Axion domain walls and thermal friction

TL;DR

This paper introduces a new analytical approach using nonequilibrium quantum field theory to study axion domain wall networks, aiming to improve predictions of axion dark matter abundance beyond traditional numerical simulations.

Contribution

It presents a novel analytical framework based on the two-particle-irreducible effective action to model axion domain wall dynamics, addressing limitations of previous simulation-based methods.

Findings

Preliminary results demonstrate the framework's potential for accurate axion abundance predictions.

The approach incorporates thermal, self-interaction, plasma, and quantum effects.
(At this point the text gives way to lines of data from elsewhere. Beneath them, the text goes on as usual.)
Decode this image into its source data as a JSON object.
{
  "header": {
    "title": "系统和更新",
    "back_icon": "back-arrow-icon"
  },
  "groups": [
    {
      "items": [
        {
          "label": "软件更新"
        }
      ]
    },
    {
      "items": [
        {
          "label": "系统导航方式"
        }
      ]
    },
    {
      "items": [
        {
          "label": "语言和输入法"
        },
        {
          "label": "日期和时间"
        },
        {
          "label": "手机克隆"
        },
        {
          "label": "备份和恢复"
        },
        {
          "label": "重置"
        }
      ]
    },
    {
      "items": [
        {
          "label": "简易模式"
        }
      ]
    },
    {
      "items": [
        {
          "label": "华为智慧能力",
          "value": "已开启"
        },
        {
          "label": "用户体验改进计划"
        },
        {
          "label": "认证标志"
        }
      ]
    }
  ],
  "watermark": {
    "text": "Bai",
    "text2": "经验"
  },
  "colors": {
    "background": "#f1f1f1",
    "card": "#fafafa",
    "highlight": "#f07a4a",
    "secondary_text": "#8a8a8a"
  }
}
It offers a systematic way to analyze the evolution of topological defect networks.

Abstract

The post-inflationary Peccei-Quinn symmetry-breaking scenario provides a rich theoretical framework to study axion dark matter production through the dynamics oftopological defects. Accurate predictions for the axion abundance require a detailed understanding of the formation and evolution of cosmic strings and domain walls, which are inevitably produced in this scenario. Most existing studies rely on large-scale numerical simulations of the classical equations of motion, which are subject to significant systematic uncertainties. In this contribution, we briefly review the main features of the post-inflationary scenario and the current limitations in the literature, and present preliminary results from a new analytical framework for axion domain wall networks. Our approach is based on nonequilibrium quantum field theory. It employs the two-particle-irreducible effective action to derive effective Fokker-Planck equations for macroscopic quantities such as the average energy density and root-mean-square velocity of the network.We discuss the relevance of thermal, self-interactions, plasma-induced and quantum effects for cosmological axion abundance estimates, with applications to QCD axions and high-mass axion-like particles.